Comment Re:What is a browser anyway? (Score 1) 158

It should in my opinion have resource urls for each message, that's a design flaw that they get away with because its a closed web app used by one person with no information sharing. I their other apps like calendars they use stateless Uris for each doc though for obvious reasons.

Others who have tried this on the open web, like twitter and their crazy hashbang, have been roundly condemned for it and usually given up as its throwing away one of the biggest advantages on the web.

Comment Re:What is a browser anyway? (Score 1) 158

The problems with HTML/web arise because it is stateless, browsers differ in their implementation, and the only language available on the front end is js, which is not terrible, but not beautiful either, and content is not always separated from code.

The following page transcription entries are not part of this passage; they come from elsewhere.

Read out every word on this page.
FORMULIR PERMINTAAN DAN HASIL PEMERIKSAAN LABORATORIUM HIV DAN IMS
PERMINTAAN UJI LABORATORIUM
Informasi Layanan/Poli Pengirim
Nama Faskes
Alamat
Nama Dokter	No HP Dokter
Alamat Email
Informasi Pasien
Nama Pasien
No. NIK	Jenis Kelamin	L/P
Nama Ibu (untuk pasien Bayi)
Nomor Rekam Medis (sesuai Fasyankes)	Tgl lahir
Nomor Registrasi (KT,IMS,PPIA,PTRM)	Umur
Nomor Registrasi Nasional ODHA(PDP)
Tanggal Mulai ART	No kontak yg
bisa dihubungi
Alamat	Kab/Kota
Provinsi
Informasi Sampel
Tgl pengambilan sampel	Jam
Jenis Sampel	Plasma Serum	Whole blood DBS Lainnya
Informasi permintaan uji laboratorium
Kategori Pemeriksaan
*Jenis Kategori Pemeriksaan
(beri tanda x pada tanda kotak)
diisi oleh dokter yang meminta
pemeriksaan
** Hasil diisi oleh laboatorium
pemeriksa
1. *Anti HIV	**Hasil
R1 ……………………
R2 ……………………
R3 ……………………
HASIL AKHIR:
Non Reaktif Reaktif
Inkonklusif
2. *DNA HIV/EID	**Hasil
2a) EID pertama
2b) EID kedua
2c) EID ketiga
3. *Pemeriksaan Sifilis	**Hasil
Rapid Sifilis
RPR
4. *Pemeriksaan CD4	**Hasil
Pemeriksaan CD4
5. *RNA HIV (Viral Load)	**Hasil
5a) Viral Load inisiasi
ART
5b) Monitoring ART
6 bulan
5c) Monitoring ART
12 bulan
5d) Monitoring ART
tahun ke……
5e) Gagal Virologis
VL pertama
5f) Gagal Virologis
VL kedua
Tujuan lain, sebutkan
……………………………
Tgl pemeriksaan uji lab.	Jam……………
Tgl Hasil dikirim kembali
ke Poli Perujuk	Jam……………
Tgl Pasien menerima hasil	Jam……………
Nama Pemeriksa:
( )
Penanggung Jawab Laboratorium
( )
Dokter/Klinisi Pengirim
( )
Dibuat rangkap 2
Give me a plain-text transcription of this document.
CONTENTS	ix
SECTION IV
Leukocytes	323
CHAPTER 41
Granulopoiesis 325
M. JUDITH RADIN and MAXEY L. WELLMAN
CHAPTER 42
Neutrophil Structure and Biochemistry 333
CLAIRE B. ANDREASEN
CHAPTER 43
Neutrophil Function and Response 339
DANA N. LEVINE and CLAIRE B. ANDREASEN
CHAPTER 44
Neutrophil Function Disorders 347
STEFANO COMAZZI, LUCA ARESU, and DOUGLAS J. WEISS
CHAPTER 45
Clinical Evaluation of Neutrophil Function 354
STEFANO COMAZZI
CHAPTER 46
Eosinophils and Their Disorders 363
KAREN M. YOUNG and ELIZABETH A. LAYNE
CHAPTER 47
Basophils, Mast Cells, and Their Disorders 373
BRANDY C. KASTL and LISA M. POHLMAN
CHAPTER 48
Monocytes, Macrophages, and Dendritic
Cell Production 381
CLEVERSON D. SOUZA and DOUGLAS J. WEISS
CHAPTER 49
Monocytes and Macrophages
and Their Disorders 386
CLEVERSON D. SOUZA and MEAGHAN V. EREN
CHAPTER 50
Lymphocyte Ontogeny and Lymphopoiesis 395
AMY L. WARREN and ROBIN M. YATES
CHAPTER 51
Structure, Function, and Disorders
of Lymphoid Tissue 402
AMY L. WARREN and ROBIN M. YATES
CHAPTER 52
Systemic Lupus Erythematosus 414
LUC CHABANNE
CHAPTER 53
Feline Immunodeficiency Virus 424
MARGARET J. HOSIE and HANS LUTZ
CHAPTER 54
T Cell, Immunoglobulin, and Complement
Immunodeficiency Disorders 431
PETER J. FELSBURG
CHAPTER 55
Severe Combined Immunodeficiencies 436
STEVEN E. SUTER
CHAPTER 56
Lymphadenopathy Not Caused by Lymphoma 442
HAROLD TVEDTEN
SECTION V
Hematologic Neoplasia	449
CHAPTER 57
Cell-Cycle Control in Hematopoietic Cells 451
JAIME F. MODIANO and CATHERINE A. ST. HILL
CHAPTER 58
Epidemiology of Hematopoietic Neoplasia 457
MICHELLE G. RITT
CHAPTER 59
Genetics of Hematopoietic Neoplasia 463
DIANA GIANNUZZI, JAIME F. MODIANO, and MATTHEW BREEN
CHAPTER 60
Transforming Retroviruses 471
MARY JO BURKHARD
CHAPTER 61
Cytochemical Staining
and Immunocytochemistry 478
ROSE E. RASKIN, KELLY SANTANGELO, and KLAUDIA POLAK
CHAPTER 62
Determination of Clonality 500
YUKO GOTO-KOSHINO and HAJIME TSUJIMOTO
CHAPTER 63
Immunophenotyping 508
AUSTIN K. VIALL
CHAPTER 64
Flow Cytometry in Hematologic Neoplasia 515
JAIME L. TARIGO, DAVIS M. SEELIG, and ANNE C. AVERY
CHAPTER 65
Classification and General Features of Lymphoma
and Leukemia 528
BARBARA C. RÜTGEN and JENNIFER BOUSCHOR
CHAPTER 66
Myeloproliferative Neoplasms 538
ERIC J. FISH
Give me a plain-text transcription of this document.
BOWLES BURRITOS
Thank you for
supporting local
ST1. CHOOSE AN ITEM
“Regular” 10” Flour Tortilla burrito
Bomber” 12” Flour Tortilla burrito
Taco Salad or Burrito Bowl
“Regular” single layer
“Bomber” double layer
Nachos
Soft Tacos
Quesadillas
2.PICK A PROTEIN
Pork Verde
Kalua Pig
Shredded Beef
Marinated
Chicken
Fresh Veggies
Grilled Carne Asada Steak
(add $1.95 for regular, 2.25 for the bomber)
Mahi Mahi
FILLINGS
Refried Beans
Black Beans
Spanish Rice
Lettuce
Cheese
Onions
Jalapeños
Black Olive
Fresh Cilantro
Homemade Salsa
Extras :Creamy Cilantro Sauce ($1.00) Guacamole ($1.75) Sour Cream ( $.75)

The many advantages of HTML/web come from the fact that it is stateless, most operations are idempotent and cachable, URIs can be shared, and that it's so simple even humans can create it by hand (and getting simpler with html5), readers get to control presentation and parse content, writers get to use any language on the server, content is easy to separate from code, there is no one way to do things or awful widget library, and browsers are constantly pushing the envelope.

Personally I don't want a browser experience just like a native app, there are several aspects of web apps which I'd like to keep - urls, fast updates, stateless operation, control over presentation, open data, and many from a dev perspective, chief amongst which is i don't need to rely on a platform vendor at all, and deal with their annoying toolkit and their currently blessed technology of the year.

The only thing I'd change about html dev is a better front end language (ideally a sandboxed vm shared by all browsers on which people can port whatever language they want) and a faster protocol like spdy, otherwise it's really not bad compared to mobile or desktop app dev, the advantages far outweigh the disadvantages.